De coeur & de sang

L’heure est grave.
Il faut que vous lisiez L’Élégance du hérisson, quoi qu’il arrive – même s’il tombe dans le fleuve (où vous irez bien sûr le chercher), même s’il vous épuise psychologiquement (un peu de nerfs, pardi) et même si la file pour le louer à la bibliothèque est longue comme vos deux jambes mises bout à bout (votre patience mérite un tel chef-d’oeuvre).

Pourquoi? Pourquoi? criez-vous.
Parce QUE.

L’histoire, c’est celle d’une concierge, au 7 rue de Grenelle à Paris. Elle se fait passer pour ce qu’elle devrait être, une concierge repoussante et sans trop de jugeote, mais le fait est que Madame est très intelligente, et cultivée avec ça. Autour d’elle gravite le gratin du Tout-Paris; car l’immeuble est dans le très chic, huppé, là où les femmes bien mises de maris cravatés passent sans voir rien d’autre que leur propre reflet qui avance. Donc, avec des phrases-à-la-Proust et des expressions-à-là-crème-fleurette, on découvre petit à petit une concierge formidable, très humaine, avec une plume ma foi bien exercée.

Mais il y a autre chose. Cette autre chose, c’est une petite fille de douze ans, exaspérée par sa famille de riches qui ne vit pas, et qui décide que le suicide en vaut la peine et qu’il est pour bientôt. Paloma (de son nom) décide donc de tenir un Journal du mouvement du monde, où elle raconte le va-et-vient de l’immeuble, ses pensées profondes (n°1 à n°16) et sa relation avec des gens (nouveaux) qu’elle apprend à côtoyer – et à aimer.

Ce sont donc deux narratrices qui nous racontent leur quotidien (souvent très banal, parfois plus tourmenté), leurs pensées, et aussi tout ce qu’il y a d’absolument savoureux dans la vie. Tout court.

La franchise est ici de mise: je n’étais au départ pas du tout emballée par le roman. Je trouvais le style franchement narcissique, l’utilisation de grands mots déplacée, la prolifération de clichés assommante. Et je maintiens toujours que le style devient un peu lourd par moments, que certaines envolées lyriques auraient pu être coupées au pupitre. Mais bon, bref, je me disais que je le finirais et que. Mais à cent pages de la fin, je me suis dit Ô que je me trompais.

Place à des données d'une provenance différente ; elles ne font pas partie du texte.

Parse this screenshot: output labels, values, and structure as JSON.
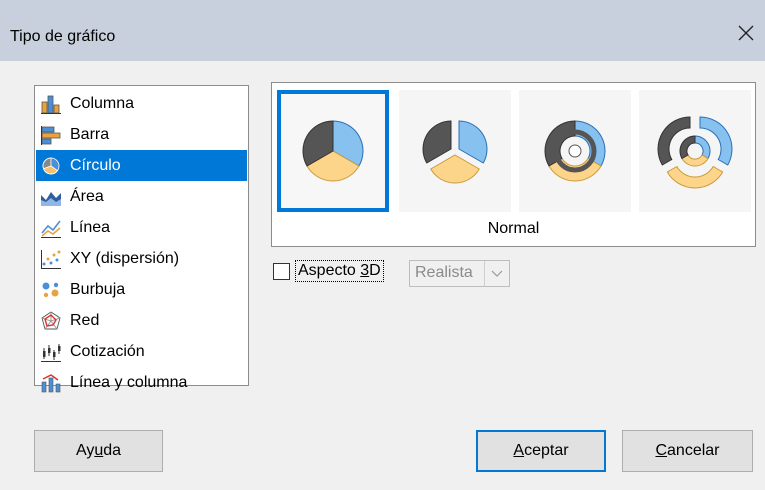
{
  "window": {
    "title": "Tipo de gráfico",
    "close_icon": "close-icon"
  },
  "chart_types": [
    {
      "label": "Columna",
      "icon": "column-chart-icon",
      "selected": false
    },
    {
      "label": "Barra",
      "icon": "bar-chart-icon",
      "selected": false
    },
    {
      "label": "Círculo",
      "icon": "pie-chart-icon",
      "selected": true
    },
    {
      "label": "Área",
      "icon": "area-chart-icon",
      "selected": false
    },
    {
      "label": "Línea",
      "icon": "line-chart-icon",
      "selected": false
    },
    {
      "label": "XY (dispersión)",
      "icon": "scatter-chart-icon",
      "selected": false
    },
    {
      "label": "Burbuja",
      "icon": "bubble-chart-icon",
      "selected": false
    },
    {
      "label": "Red",
      "icon": "net-chart-icon",
      "selected": false
    },
    {
      "label": "Cotización",
      "icon": "stock-chart-icon",
      "selected": false
    },
    {
      "label": "Línea y columna",
      "icon": "column-line-chart-icon",
      "selected": false
    }
  ],
  "variants": {
    "caption": "Normal",
    "items": [
      {
        "icon": "normal-pie-icon",
        "selected": true
      },
      {
        "icon": "exploded-pie-icon",
        "selected": false
      },
      {
        "icon": "donut-icon",
        "selected": false
      },
      {
        "icon": "exploded-donut-icon",
        "selected": false
      }
    ]
  },
  "aspect_3d": {
    "pre": "Aspecto ",
    "mnemonic": "3",
    "post": "D",
    "checked": false,
    "scheme_value": "Realista"
  },
  "buttons": {
    "help": {
      "pre": "Ay",
      "mnemonic": "u",
      "post": "da"
    },
    "ok": {
      "pre": "",
      "mnemonic": "A",
      "post": "ceptar"
    },
    "cancel": {
      "pre": "",
      "mnemonic": "C",
      "post": "ancelar"
    }
  },
  "colors": {
    "selection": "#0078d7",
    "pie_dark": "#555555",
    "pie_blue": "#86c1ef",
    "pie_yellow": "#fdd58a"
  }
}
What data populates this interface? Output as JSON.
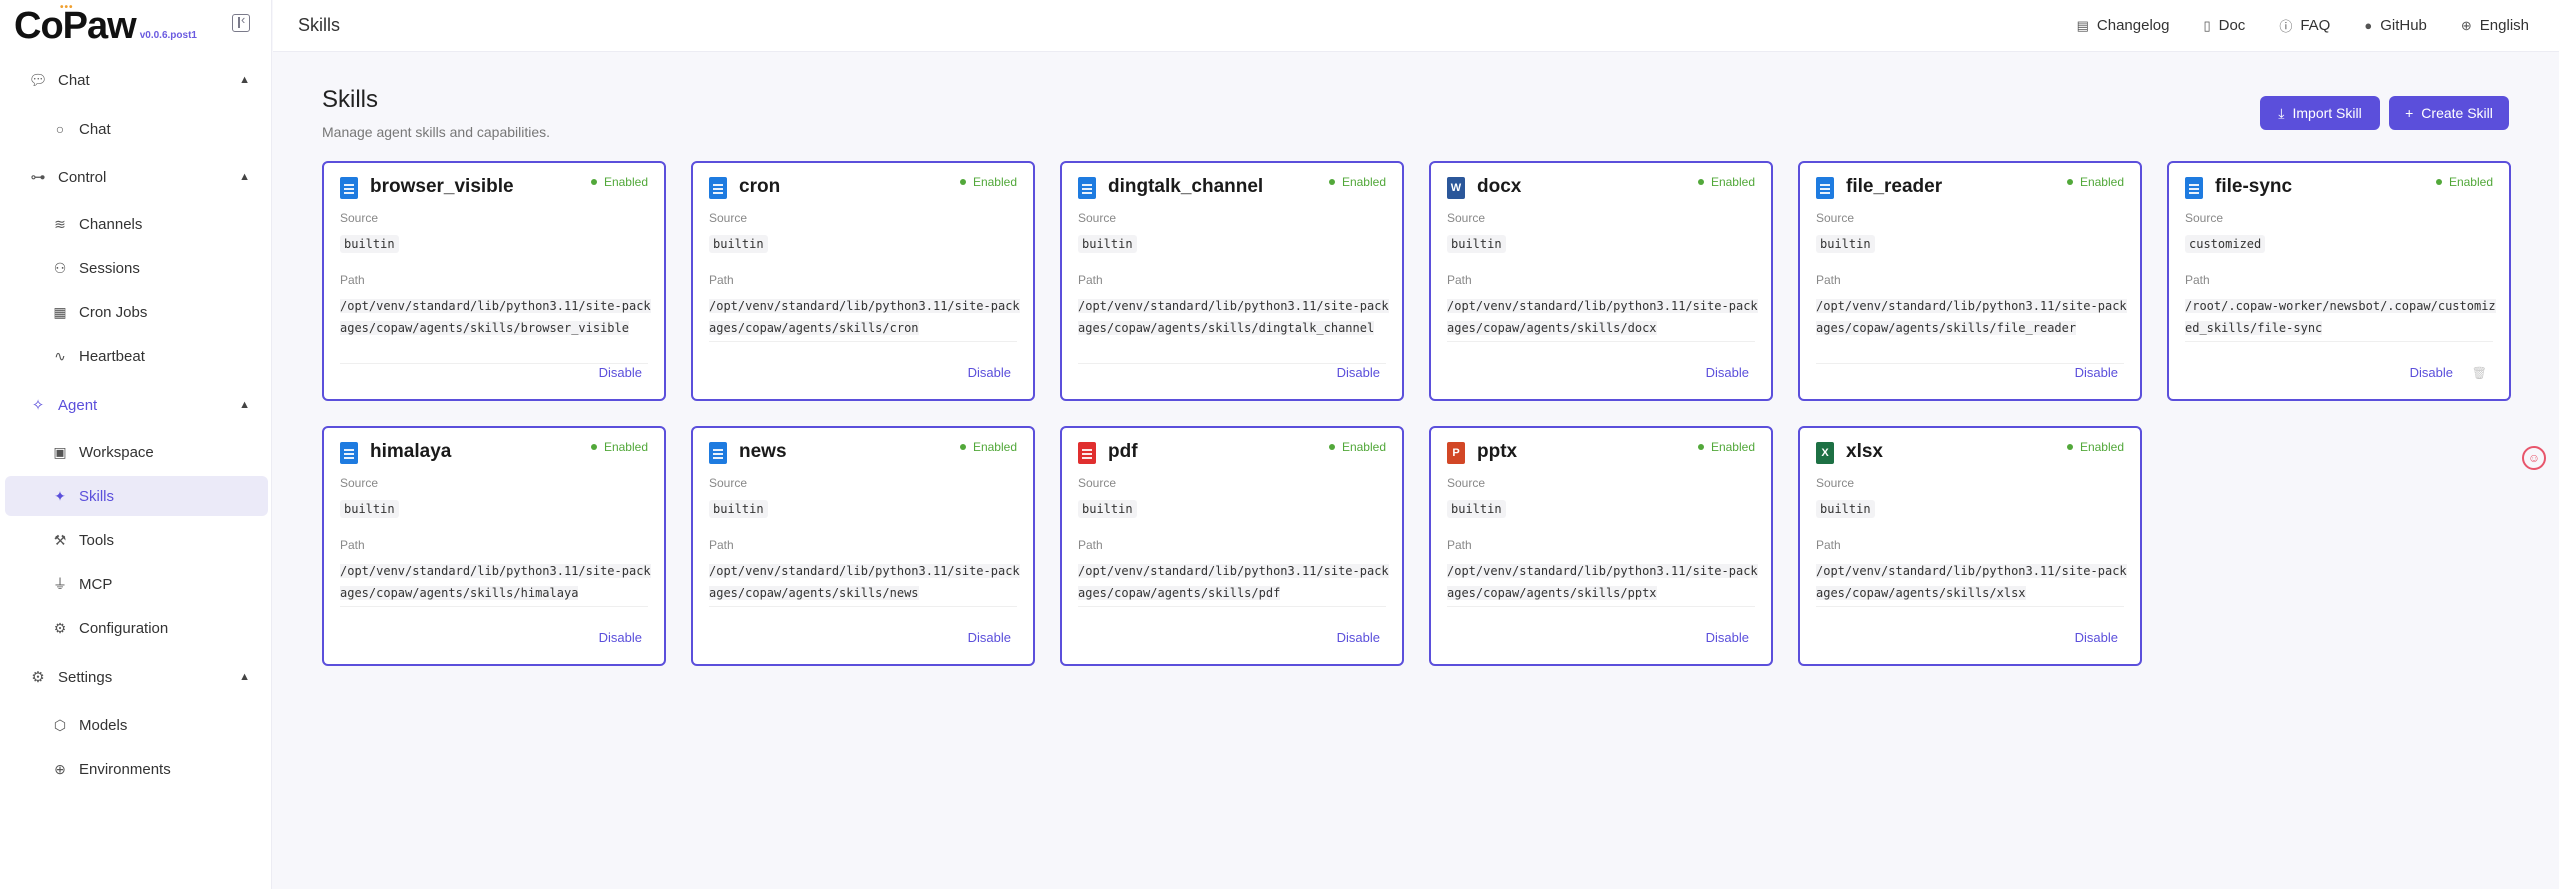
{
  "app": {
    "logo_text": "CoPaw",
    "version": "v0.0.6.post1"
  },
  "topbar": {
    "title": "Skills",
    "links": [
      {
        "label": "Changelog",
        "icon": "file-icon"
      },
      {
        "label": "Doc",
        "icon": "book-icon"
      },
      {
        "label": "FAQ",
        "icon": "help-circle-icon"
      },
      {
        "label": "GitHub",
        "icon": "github-icon"
      },
      {
        "label": "English",
        "icon": "globe-icon"
      }
    ]
  },
  "sidebar": {
    "groups": {
      "chat": {
        "label": "Chat",
        "items": {
          "chat": "Chat"
        }
      },
      "control": {
        "label": "Control",
        "items": {
          "channels": "Channels",
          "sessions": "Sessions",
          "cron_jobs": "Cron Jobs",
          "heartbeat": "Heartbeat"
        }
      },
      "agent": {
        "label": "Agent",
        "items": {
          "workspace": "Workspace",
          "skills": "Skills",
          "tools": "Tools",
          "mcp": "MCP",
          "configuration": "Configuration"
        }
      },
      "settings": {
        "label": "Settings",
        "items": {
          "models": "Models",
          "environments": "Environments"
        }
      }
    }
  },
  "main": {
    "title": "Skills",
    "subtitle": "Manage agent skills and capabilities.",
    "import_label": "Import Skill",
    "create_label": "Create Skill"
  },
  "labels": {
    "source": "Source",
    "path": "Path",
    "disable": "Disable",
    "enabled": "Enabled"
  },
  "skills": [
    {
      "name": "browser_visible",
      "status": "Enabled",
      "source": "builtin",
      "path": "/opt/venv/standard/lib/python3.11/site-packages/copaw/agents/skills/browser_visible",
      "icon_color": "#1e7be0"
    },
    {
      "name": "cron",
      "status": "Enabled",
      "source": "builtin",
      "path": "/opt/venv/standard/lib/python3.11/site-packages/copaw/agents/skills/cron",
      "icon_color": "#1e7be0"
    },
    {
      "name": "dingtalk_channel",
      "status": "Enabled",
      "source": "builtin",
      "path": "/opt/venv/standard/lib/python3.11/site-packages/copaw/agents/skills/dingtalk_channel",
      "icon_color": "#1e7be0"
    },
    {
      "name": "docx",
      "status": "Enabled",
      "source": "builtin",
      "path": "/opt/venv/standard/lib/python3.11/site-packages/copaw/agents/skills/docx",
      "icon_color": "#2b579a",
      "icon_letter": "W"
    },
    {
      "name": "file_reader",
      "status": "Enabled",
      "source": "builtin",
      "path": "/opt/venv/standard/lib/python3.11/site-packages/copaw/agents/skills/file_reader",
      "icon_color": "#1e7be0"
    },
    {
      "name": "file-sync",
      "status": "Enabled",
      "source": "customized",
      "path": "/root/.copaw-worker/newsbot/.copaw/customized_skills/file-sync",
      "icon_color": "#1e7be0"
    },
    {
      "name": "himalaya",
      "status": "Enabled",
      "source": "builtin",
      "path": "/opt/venv/standard/lib/python3.11/site-packages/copaw/agents/skills/himalaya",
      "icon_color": "#1e7be0"
    },
    {
      "name": "news",
      "status": "Enabled",
      "source": "builtin",
      "path": "/opt/venv/standard/lib/python3.11/site-packages/copaw/agents/skills/news",
      "icon_color": "#1e7be0"
    },
    {
      "name": "pdf",
      "status": "Enabled",
      "source": "builtin",
      "path": "/opt/venv/standard/lib/python3.11/site-packages/copaw/agents/skills/pdf",
      "icon_color": "#e02f2f"
    },
    {
      "name": "pptx",
      "status": "Enabled",
      "source": "builtin",
      "path": "/opt/venv/standard/lib/python3.11/site-packages/copaw/agents/skills/pptx",
      "icon_color": "#d24726",
      "icon_letter": "P"
    },
    {
      "name": "xlsx",
      "status": "Enabled",
      "source": "builtin",
      "path": "/opt/venv/standard/lib/python3.11/site-packages/copaw/agents/skills/xlsx",
      "icon_color": "#1d7044",
      "icon_letter": "X"
    }
  ]
}
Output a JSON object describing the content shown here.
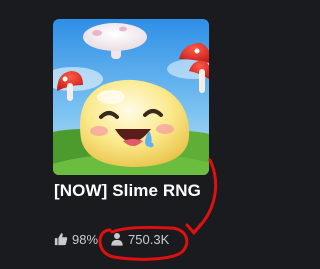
{
  "game": {
    "title": "[NOW] Slime RNG",
    "rating": "98%",
    "players": "750.3K"
  },
  "icons": {
    "rating": "thumbs-up-icon",
    "players": "person-icon"
  },
  "colors": {
    "background": "#1a1b1e",
    "title": "#ffffff",
    "stats": "#c8cacc",
    "annotation": "#e01010"
  }
}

En connaissant les personnages, en passant d’un esprit à l’autre, en voyant par le regard de l’une ce que l’autre vient de vivre, on s’attache, on s’émeut, on passe près de pleurer, et surtout, on s’émerveille. Totalement. Il faut savoir bien lire, bien assimiler les paragraphes coulés dans la grammaire Grévisse et le vocabulaire Robert. Mais les paragraphes, croyez-moi, sont bien coulés dans le béton du bonheur.

Ça parle de pluie, de Mozart, de camélias, d’amitié, de nouilles japonaises, et on ne s’ennuie (presque) jamais. Tout s’emberlificote, tout semble converger vers une fin toute tracée, et puis on sursaute, Mais non!, Ah!, on veut continuer à lire, et puis on est tellement ému qu’on en vient presque à sentir les larmes monter et le coeur flageoler. Parce que c’est tristement magnifique, parce qu’on comprend, ou parce qu’on sait maintenant qu’on n’est plus les seuls à savoir. Savoir que la vie, c’est tellement beau.

/Muriel Barbery, L’Élégance du hérisson, Gallimard, 2006.